Actually to be fair my first thought this morning was that I wanted to eat nothing as by pummeling my stomach with whisky and then later some horrible halloumi concoction from a takeaway restaurant who’s health and safety standards were highly debatable has left it more than a tad upset with me. That’s where the term ‘upset stomach’ comes from. When you punish your gut to the extent where it exacts petty revenge. If you really piss it off, it bursts. I often try and steer away from such things by giving it occasional chocolates to make it happy. Then my second thought was, ‘actually it might be quite nice being dead, or at least undead today.’ Not for any miserable suicide reasons or anything. Chill with the still and all that worriers. No, its because today is the day the comedy starts properly again. From tonight I only have 1 night off until the 12th of October and then after that there’s another long run of endlessly doing the funnies until around Christmas. The more astute of you will note that I often complain when I am not busy. This, yes, is hugely true. And no, I should totally not be annoyed with having enough work to live and gaining the monies and all that. But at the same time, I really like not working. This combined with the fact that since Edinburgh I have written all of about two new jokes and generally felt like idea of coming with more material would be harder than finding a well built Commonwealth Games Stadium in Delhi. That’s the level of shit comparisons I’ve been making. I haven’t even read about the Commonwealth games. I honestly couldn’t care less. I just checked BBC News, saw that on the front page, considered making a joke about it being harder than ‘being a Labour leader candidate that wasn’t a Milliband’, realised that will be old/irrelevant/wrong about an hour after writing this, and gave up. Sigh.

This is the problem with being self-employed. Its mostly that my boss is a wanker. Everyone has a wanker boss, that’s sort of a fact about life. Every now and then you come across someone who is generally happy with their workplace overlord, but it will often be the case that the uber boss above them is such a total prick, that it balances out. With self employment, you just end up hating yourself in order to fit in with everyone else. Sometimes I even accidentally send myself emails slagging myself off, and then have to have a disciplinary chat. Its all very awkward. I was offered a gig last night, I turned it down in order to drink with friends, I spent the rest of the night berating myself about it. Did I have fun drinking with friends? Yes. Did I prefer that to gigging? Yes. Was I still annoyed at myself? Yes. Hugely. And now to reverse all that, here I am, annoyed that over the next few weeks I won’t have a break to do more drinking with friends or generally just have a life. Yet were I to cancel gigs to do those things I’d spend the nights thinking ‘I should be gigging’ and again the circle of self loathing starts.
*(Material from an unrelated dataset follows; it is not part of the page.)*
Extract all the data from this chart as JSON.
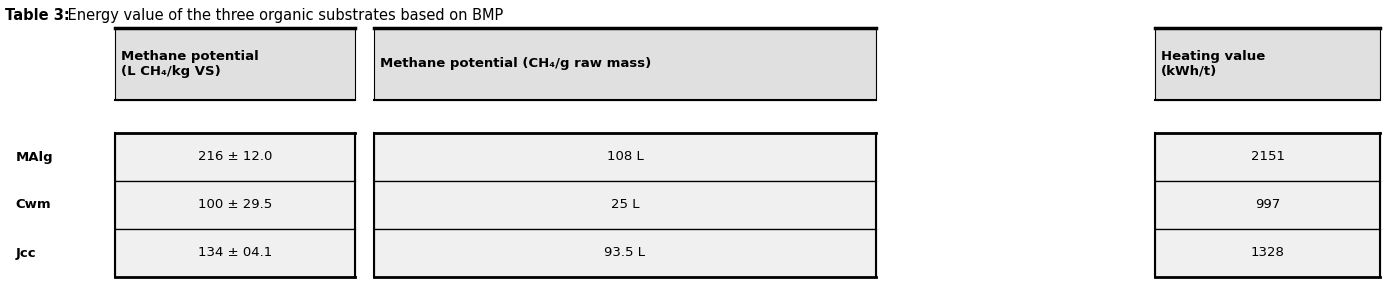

I’m currently reading Stewart Lee’s book. I’m not going to harp on about it, as it appears to be in everyone’s blog right now. As it should rightfully be, because its ace. I just thought that I should point out how bloody lovely, as a comic, it is to realise everyone goes through the same highs and lows, the same crap gigs then brilliant gigs and weird gigs, and that overall, its a very silly business. Years ago, as a struggling open spot (I am now fully able to say I’m a struggling comedian. Winner) a book called Ha Bloody Ha by William Cook did much the same as I read interviews with Harry Hill and Eddie Izzard speaking of the trials of making it. Its hugely reassuring, reaffirming and overall makes you realise its really not that bad as a job whatsoever. In fact its brilliant. Unless, like me you’re hungover and feel it necessary to book a meeting in with yourself about drinking on a school night, and how my punctuality has been less than perfect. Dead people don’t have to deal with this. Neither do zombies. I’m going to go eat some brain flavoured weetabix and hope for the best.